Su içi egzersizler osteoartritli hastalar için çok faydalı ve zevklidir. Yüzmek, kalbi ve kasları güçlendirir, ağrıyan eklemleri rahatlatır. 24-25 derece su ideal sıcaklıktır. Kuşkusuz bu gibi egzersizleri su içinde yapmak dışarıda yapmaktan daha kolaydır. 

Kireçlenme hastalarının bir kısmı bisiklete binmekten faydalanır. Fakat bu tercih hekimle paylaşılmalı ve onun önerileri dikkate alınmalıdır. Önerilen bisiklet, evde kullanılan bir egzersiz bisikleti veya dışarıda kullanılan bisiklet olabilir. 
İlk anda dans etmek bir egzersiz olarak düşünülmez. Halbuki, dans iyi bir egzersiz seçeneği olabilir. Kuşkusuz egzersiz için sadece dans değil,  halk müziği eşliğinde yapılan folklorik oyunlarda tercih edilebilir. 
Egzersiz ağrı, acı verince derhal bırakılmalıdır. Her gelen gün ortaya çıkacak değişikliklere hazırlıklı olunmalıdır. Çünkü geçen hafta kolay yapılan bir egzersizin bugün yapılması ağrılı ve hatta imkansız olabilir. 
     
Lütfen sabırlı olunuz. Sabır, sizi giderek daha önce yapamadığınız birçok egzersizi kolayca yapmanıza ve bunun yansıması olarak da günlük yaşamda eskiden karşılaştığınız birçok sorun karşısında daha rahat ve dirençli olmanıza yol açacaktır.

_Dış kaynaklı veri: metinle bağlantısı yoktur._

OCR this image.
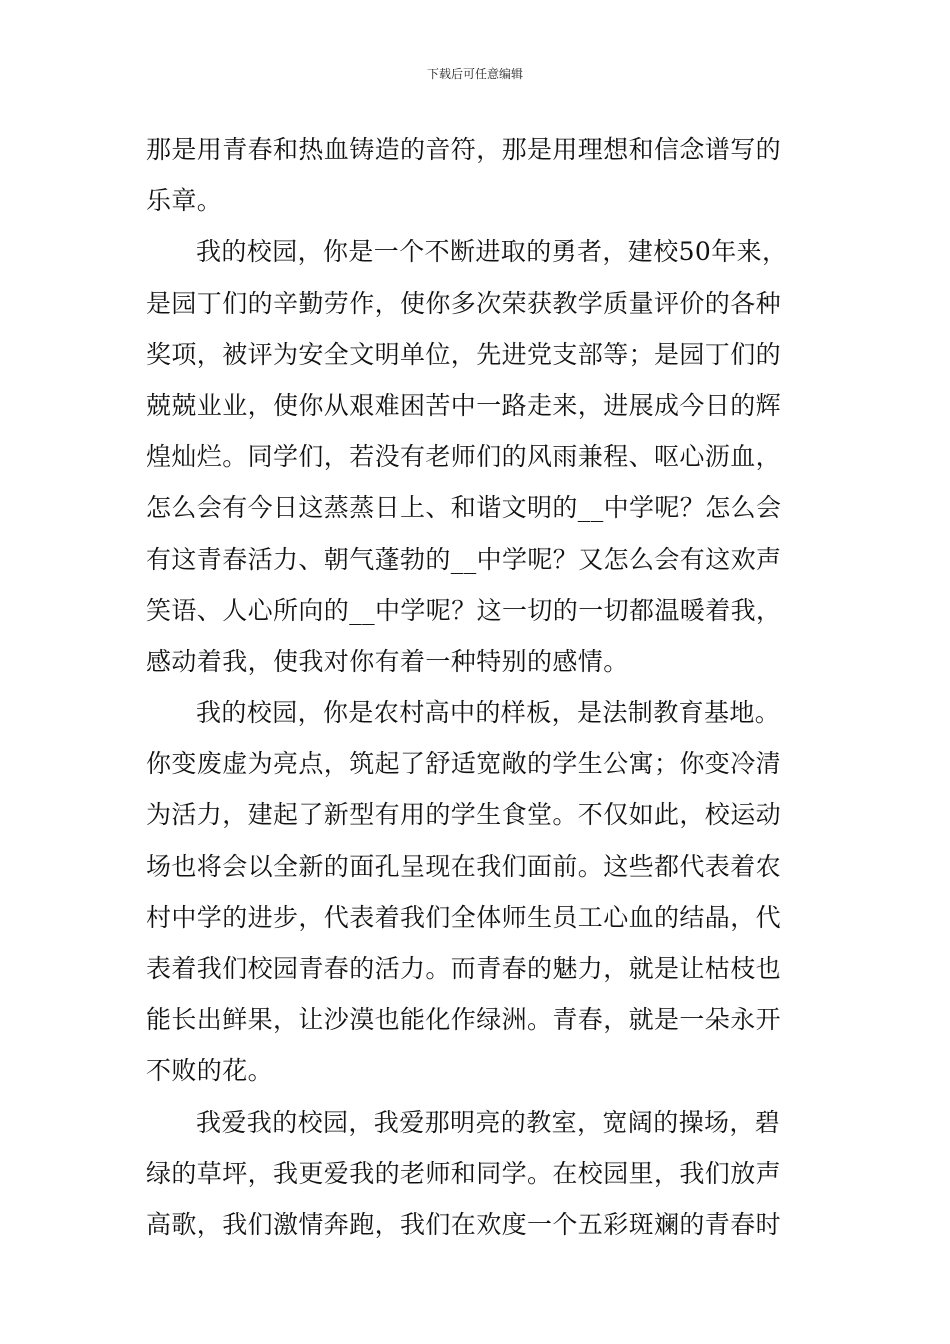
下载后可任意编辑
那是用青春和热血铸造的音符，那是用理想和信念谱写的
乐章。
我的校园，你是一个不断进取的勇者，建校50年来，
是园丁们的辛勤劳作，使你多次荣获教学质量评价的各种
奖项，被评为安全文明单位，先进党支部等；是园丁们的
兢兢业业，使你从艰难困苦中一路走来，进展成今日的辉
煌灿烂。同学们，若没有老师们的风雨兼程、呕心沥血，
怎么会有今日这蒸蒸日上、和谐文明的__中学呢？怎么会
有这青春活力、朝气蓬勃的__中学呢？又怎么会有这欢声
笑语、人心所向的__中学呢？这一切的一切都温暖着我，
感动着我，使我对你有着一种特别的感情。
我的校园，你是农村高中的样板，是法制教育基地。
你变废虚为亮点，筑起了舒适宽敞的学生公寓；你变冷清
为活力，建起了新型有用的学生食堂。不仅如此，校运动
场也将会以全新的面孔呈现在我们面前。这些都代表着农
村中学的进步，代表着我们全体师生员工心血的结晶，代
表着我们校园青春的活力。而青春的魅力，就是让枯枝也
能长出鲜果，让沙漠也能化作绿洲。青春，就是一朵永开
不败的花。
我爱我的校园，我爱那明亮的教室，宽阔的操场，碧
绿的草坪，我更爱我的老师和同学。在校园里，我们放声
高歌，我们激情奔跑，我们在欢度一个五彩斑斓的青春时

Hangi Eklemde Hangi Egzersiz

Kireçlenme hastalığının tedavisinde hastalığın evresine ve kireçlenmiş eklemin konumuna göre değişik egzersizlerin yaptırılması söz konusudur. 
 

Ayakta durma ve yürümemizi sağlayan vücudun en büyük kası bacağın üst kısmındaki 4 başlı adaledir (kuadriseps ). Bu büyük kası bir dirence karşı çalıştırarak yaptırılacak egzersizler, hem adalenin gücünü artırır, hem de diz eklem hareket açıklığını ideal düzeyde tutmamızı sağlar.    

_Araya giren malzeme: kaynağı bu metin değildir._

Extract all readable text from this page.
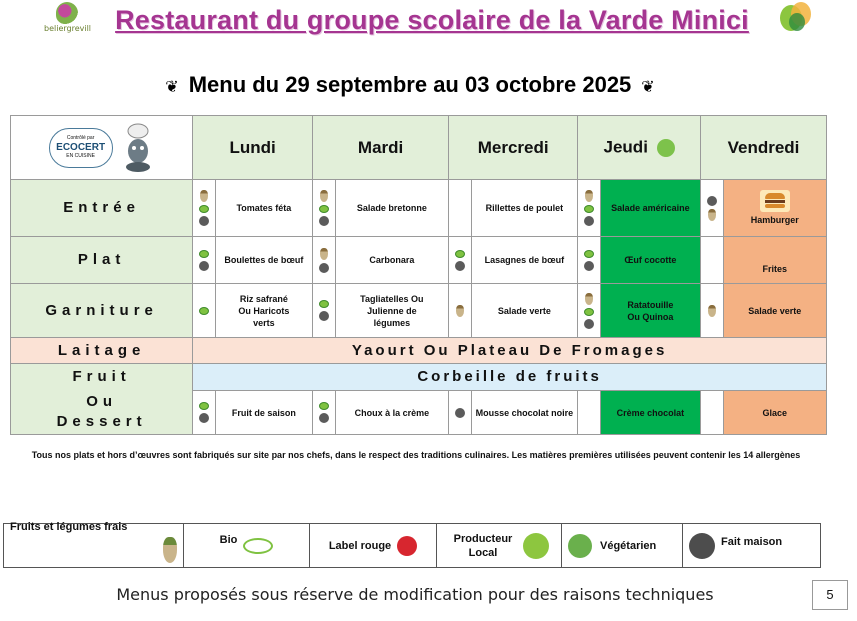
beliergrevill Restaurant du groupe scolaire de la Varde Minici
❦ Menu du 29 septembre au 03 octobre 2025 ❦
Contrôlé par
ECOCERT
EN CUISINE	Lundi		Mardi		Mercredi		Jeudi		Vendredi	
Entrée		Tomates féta		Salade bretonne		Rillettes de poulet		Salade américaine		Hamburger
Plat		Boulettes de bœuf		Carbonara		Lasagnes de bœuf		Œuf cocotte		Frites
Garniture		Riz safrané Ou Haricots verts		Tagliatelles Ou Julienne de légumes		Salade verte		Ratatouille Ou Quinoa		Salade verte
Laitage	Yaourt Ou Plateau De Fromages									
Fruit	Corbeille de fruits									

Ou
Dessert		Fruit de saison		Choux à la crème		Mousse chocolat noire		Crème chocolat		Glace
Tous nos plats et hors d’œuvres sont fabriqués sur site par nos chefs, dans le respect des traditions culinaires. Les matières premières utilisées peuvent contenir les 14 allergènes
Fruits et légumes frais

Bio	Label rouge

Producteur Local

Végétarien	Fait maison
Menus proposés sous réserve de modification pour des raisons techniques	5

Sandalyede oturur durumda olan kişinin ayak bileğine bir ağırlık takılır. Daha sonra ayaktaki bu ağırlıkla beraber ayak 90 dereceye kadar kaldırılır. Bu seviyeye gelince 5 saniye kadar beklenir ve yavaşça ayak ilk konumuna yeniden getirilir. 
Ağırlık kişiden kişiye değişmekle beraber ortalama 1 kg ile başlanır ve zamanla bu ağırlık giderek artırılır. Her hafta artış yapılarak 5–6 kg’a kadar çıkılır. Ağırlık ya spor mağazalarında satılan ve ayak bileğine bağlanan hazır ağırlıklar şeklinde ya da elde yapılmış basit bir kum torbası tarzında olabilir. 
Kuşkusuz diz eklemine yaptırılacak hareketler bu ağırlık egzersizleriyle sınırlı değildir. Bunun dışında dizlere yaptırılabilecek farklı egzersizler de mevcuttur.